Below is the page up for critique on the blog on Thursday. Feel free to chime in with comments, create your own redline (please note the "font colour" button above the posting box, which looks like a drop of ink), and otherwise offer feedback. When offering your feedback, please please remember to be polite and constructive. In order to leave a comment you will need to register an account in the Forums, which should be self-explanatory.
I'll be back later with my own post on the blog and we'll literally be able to compare notes.
If you'd like to enter a page for a future Page Critique, please do so here.
Certain Dark Things
7th Century BC
When the past finally caught up with him, the speed with which it happened was measured in a scant space of seconds. He’d spent the years of his son’s young life fearing this moment, keeping them on the move in the hopes of outrunning divine retribution, only to be forced in the end to watch his son’s life unwind in a meager handful of heartbeats.

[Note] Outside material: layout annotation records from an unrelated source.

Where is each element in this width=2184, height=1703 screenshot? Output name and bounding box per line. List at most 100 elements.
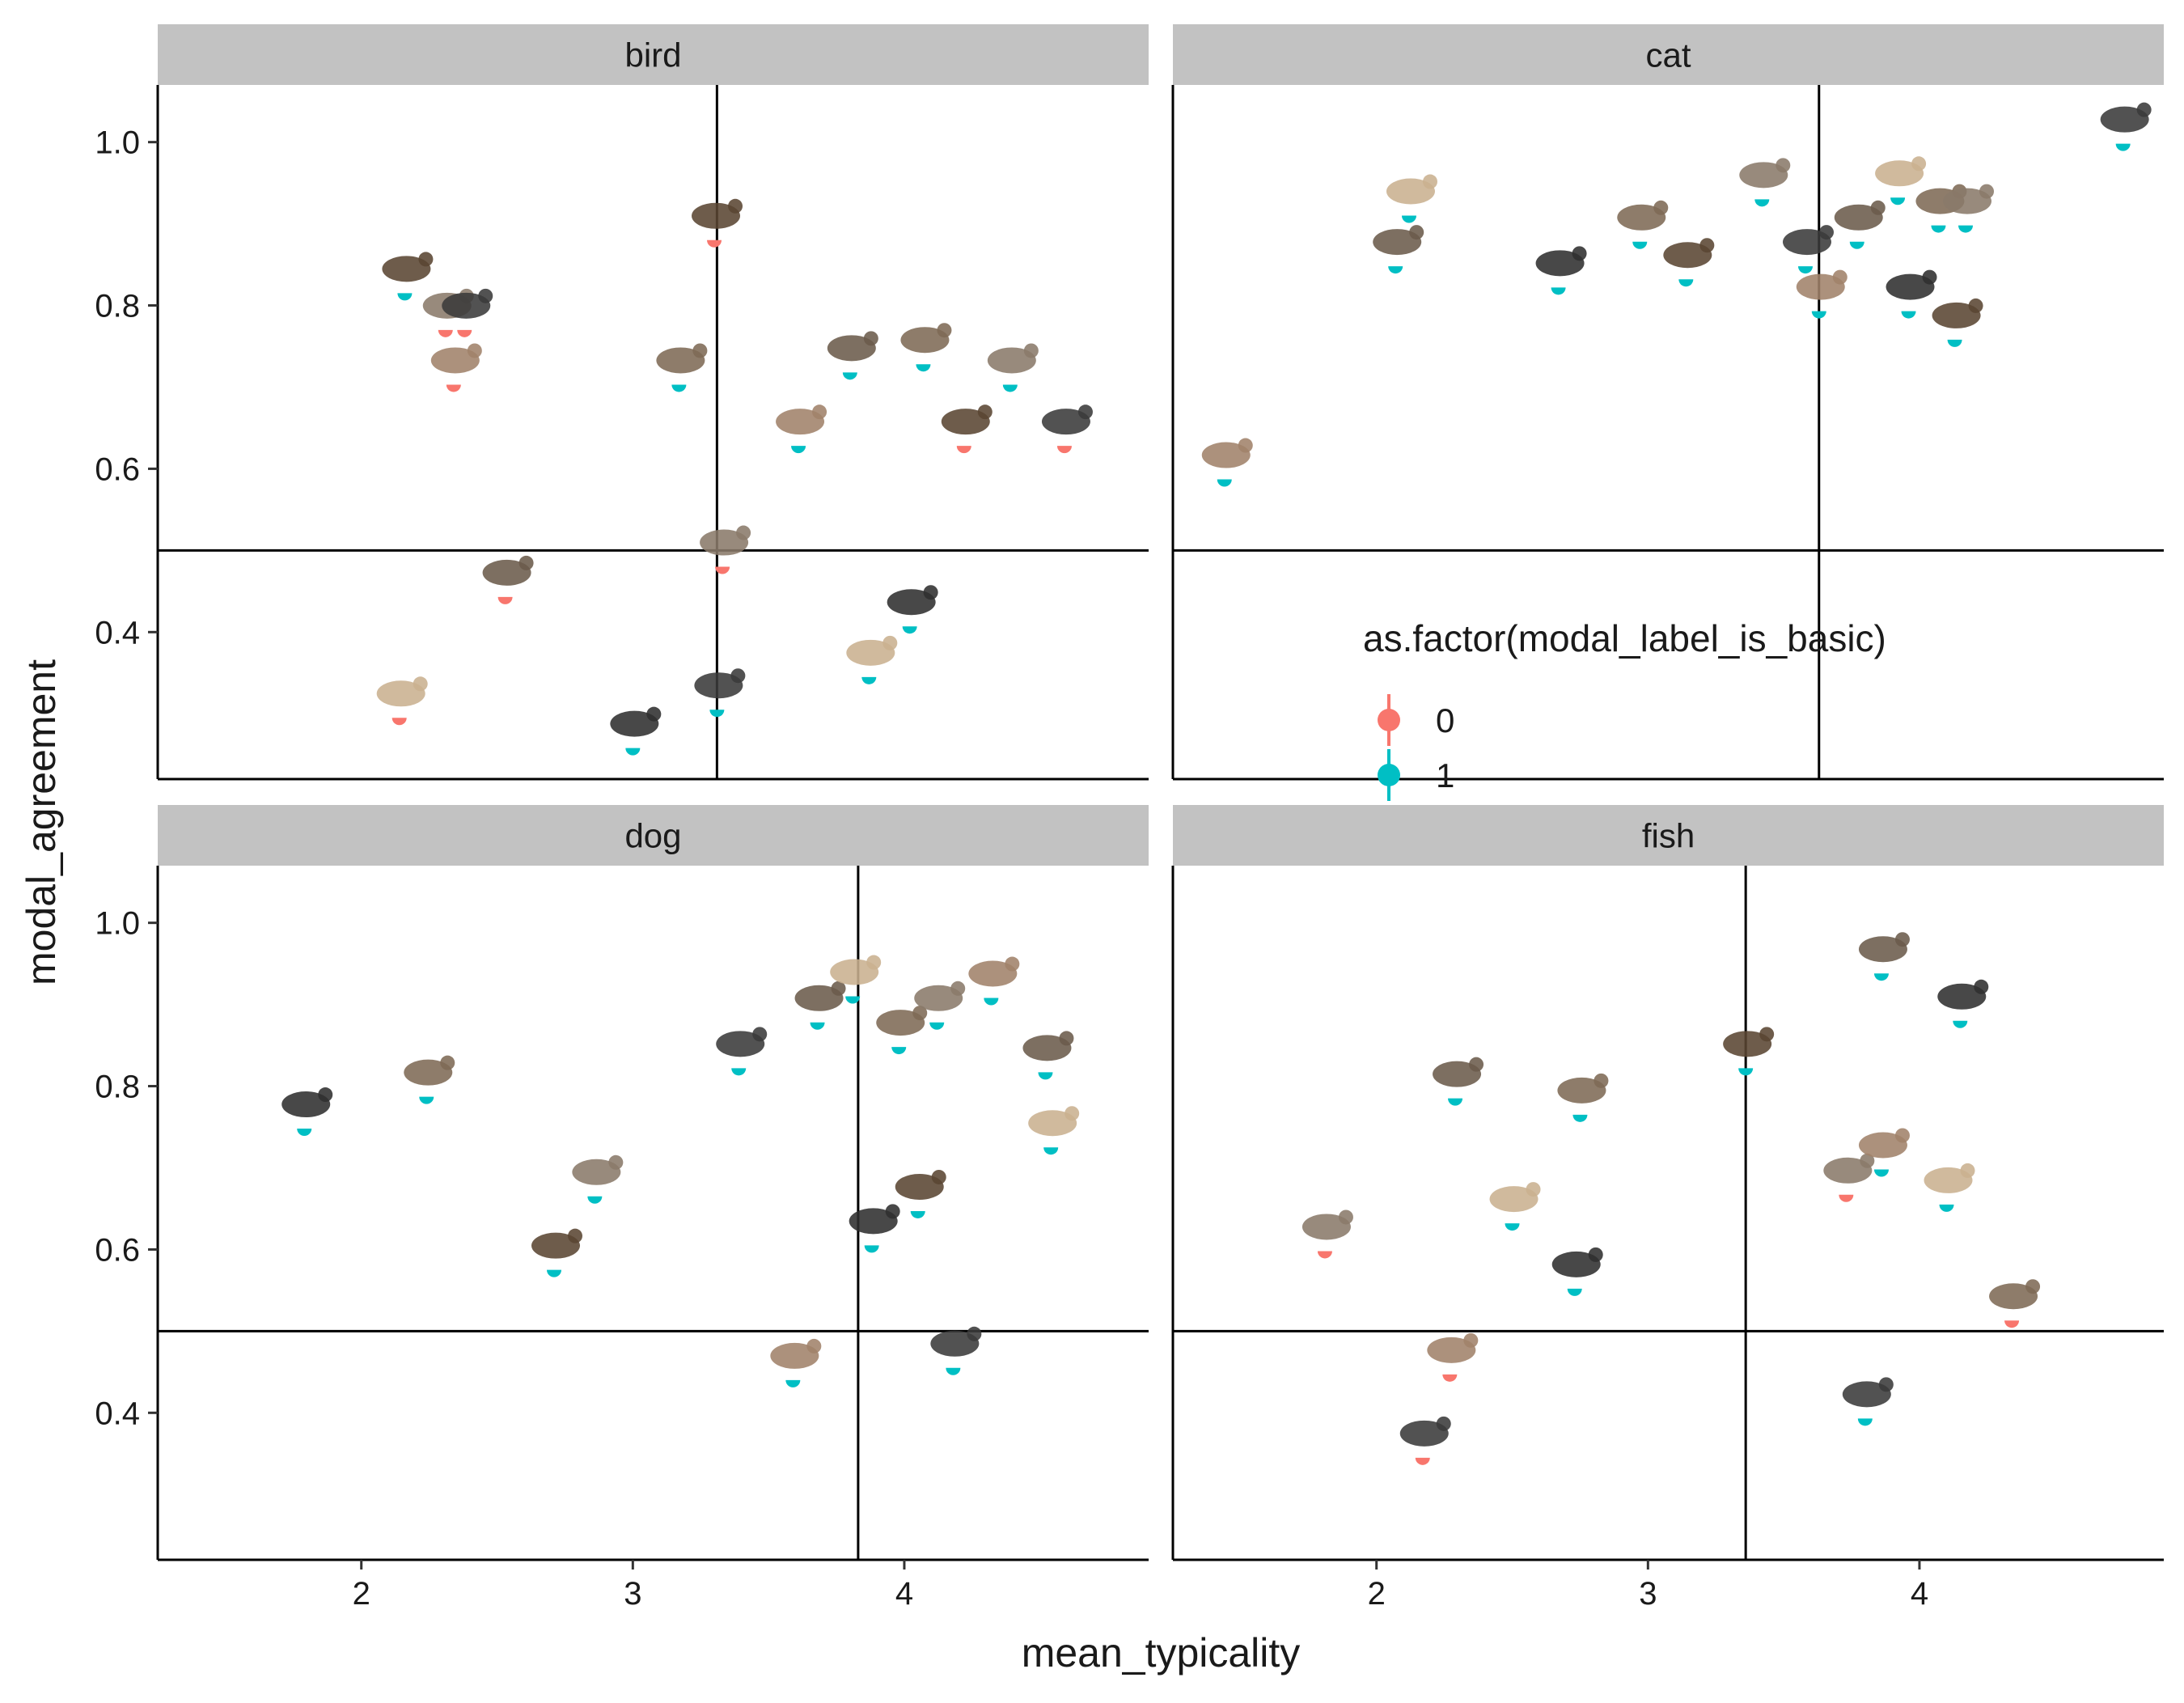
animal-thumbnail-head — [1338, 1209, 1353, 1225]
point-marker — [1572, 1114, 1588, 1122]
animal-thumbnail-head — [1818, 225, 1834, 240]
data-point — [700, 525, 751, 574]
animal-thumbnail-head — [2025, 1279, 2041, 1294]
data-point — [900, 323, 952, 372]
data-point — [572, 1154, 624, 1204]
animal-thumbnail-head — [912, 1006, 928, 1021]
animal-thumbnail-head — [1878, 1377, 1894, 1392]
animal-thumbnail — [849, 1208, 898, 1235]
x-axis-title: mean_typicality — [1022, 1630, 1301, 1675]
animal-thumbnail — [1782, 229, 1831, 256]
data-point — [987, 343, 1039, 392]
animal-thumbnail-head — [806, 1338, 822, 1354]
point-marker — [1056, 446, 1072, 454]
animal-thumbnail-head — [1594, 1073, 1609, 1088]
data-point — [770, 1338, 822, 1387]
animal-thumbnail-head — [1436, 1416, 1451, 1431]
animal-thumbnail-head — [977, 405, 993, 420]
animal-thumbnail — [430, 347, 480, 374]
point-marker — [457, 329, 472, 337]
data-point — [1739, 158, 1791, 207]
data-point — [876, 1006, 928, 1055]
animal-thumbnail — [1823, 1157, 1873, 1184]
data-point — [1201, 438, 1253, 487]
data-point — [382, 252, 434, 301]
animal-thumbnail — [1041, 409, 1090, 435]
animal-thumbnail — [656, 347, 705, 374]
animal-thumbnail — [1427, 1337, 1476, 1363]
point-marker — [2115, 143, 2131, 151]
animal-thumbnail-head — [1005, 956, 1020, 972]
animal-thumbnail — [1302, 1214, 1351, 1240]
legend: as.factor(modal_label_is_basic) 0 1 — [1363, 617, 1886, 801]
animal-thumbnail-head — [831, 981, 846, 996]
animal-thumbnail-head — [1572, 246, 1587, 261]
data-point — [1943, 184, 1994, 233]
data-point — [1041, 405, 1093, 454]
point-marker — [2004, 1320, 2020, 1328]
animal-thumbnail — [1858, 936, 1907, 963]
animal-thumbnail — [1937, 983, 1987, 1010]
point-marker — [785, 1379, 801, 1387]
point-marker — [1217, 479, 1232, 487]
point-marker — [446, 384, 461, 392]
legend-label: 1 — [1436, 756, 1454, 794]
data-point — [482, 555, 534, 604]
animal-thumbnail-head — [1870, 200, 1886, 215]
animal-thumbnail-head — [608, 1154, 624, 1170]
y-tick-label: 1.0 — [95, 906, 140, 942]
animal-thumbnail — [1842, 1381, 1891, 1408]
point-marker — [1947, 339, 1962, 347]
data-point — [1427, 1332, 1479, 1382]
data-point — [794, 981, 846, 1030]
animal-thumbnail-head — [440, 1055, 455, 1070]
point-marker — [891, 1047, 907, 1055]
data-point — [430, 343, 482, 392]
data-point — [2100, 102, 2152, 151]
data-point — [1433, 1057, 1484, 1106]
data-point — [1551, 1247, 1603, 1296]
animal-thumbnail — [876, 1010, 925, 1036]
point-marker — [1738, 1068, 1754, 1076]
point-marker — [946, 1367, 961, 1375]
animal-thumbnail — [1932, 302, 1981, 328]
animal-thumbnail — [382, 256, 431, 282]
point-marker — [1931, 225, 1946, 233]
point-marker — [1038, 1072, 1053, 1080]
point-marker — [864, 1245, 879, 1253]
animal-thumbnail-head — [1759, 1027, 1775, 1042]
x-tick-label: 4 — [1911, 1576, 1928, 1612]
animal-thumbnail — [1617, 204, 1666, 231]
y-tick-label: 0.4 — [95, 1396, 140, 1431]
animal-thumbnail — [914, 985, 963, 1011]
animal-thumbnail — [1924, 1167, 1973, 1193]
data-point — [1834, 200, 1886, 249]
data-point — [281, 1087, 333, 1137]
animal-thumbnail — [794, 985, 844, 1011]
data-point — [846, 635, 898, 684]
animal-thumbnail — [1489, 1186, 1539, 1213]
point-marker — [1043, 1147, 1059, 1155]
point-marker — [671, 384, 687, 392]
point-marker — [625, 748, 641, 756]
point-marker — [547, 1269, 561, 1277]
animal-thumbnail — [281, 1091, 331, 1118]
data-point — [895, 1169, 946, 1218]
point-marker — [1811, 311, 1826, 319]
y-tick-label: 0.6 — [95, 451, 140, 487]
point-marker — [1448, 1098, 1463, 1106]
animal-thumbnail-head — [1463, 1332, 1479, 1348]
point-marker — [1678, 279, 1694, 287]
point-marker — [1839, 1194, 1854, 1202]
animal-thumbnail-head — [1968, 298, 1983, 313]
data-point — [1858, 1128, 1910, 1177]
data-point — [1617, 200, 1669, 249]
animal-thumbnail-head — [1588, 1247, 1603, 1262]
data-point — [1723, 1027, 1775, 1076]
point-marker — [297, 1129, 312, 1137]
data-point — [442, 288, 493, 337]
point-marker — [1797, 266, 1813, 274]
point-marker — [916, 364, 931, 372]
point-marker — [1567, 1288, 1582, 1296]
animal-thumbnail-head — [467, 343, 482, 358]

When his brothers came for Dumuzid, Eliel knew it the instant before he saw them, felt the shimmer of their presence touch his consciousness, sensed the static charge vibrating across his skin. And he knew why they had come.
He dropped his nets and was in motion before his thoughts could fully coalesce. Climbing from the water, Eliel ran for his son, who stood farther up on the beach. Muzi stood surrounded and unaware of the danger he was in, guileless and smiling in welcome at the strangers that looked so like his father. Eliel sprinted toward them, his feet barely touching the sand. His only thought a frantic prayer.
Oh no, please no, no…
One of them stood behind Muzi as another two took his arms, and Eliel saw his son’s expression change, the smile fading, eyes scrunching in confusion. Eliel saw his brother’s pull Muzi’s chin up and hold it with one hand, pressing the tip of a knife to his neck with the other. His expression smugly satisfied in the knowledge that Eliel could not stop him in time and that Eliel knew it, too.
Eliel screamed Muzi’s name as the knife snicked across the boy’s throat, his arms reaching out only a hands-breadth too short to stop it, a fraction of one interminable, hopeless second too late. At once, they released him and Dumuzid clutched at his neck as the incision began to yawn, his eyes and mouth wide, blood spraying across Eliel’s face and chest, blinding him.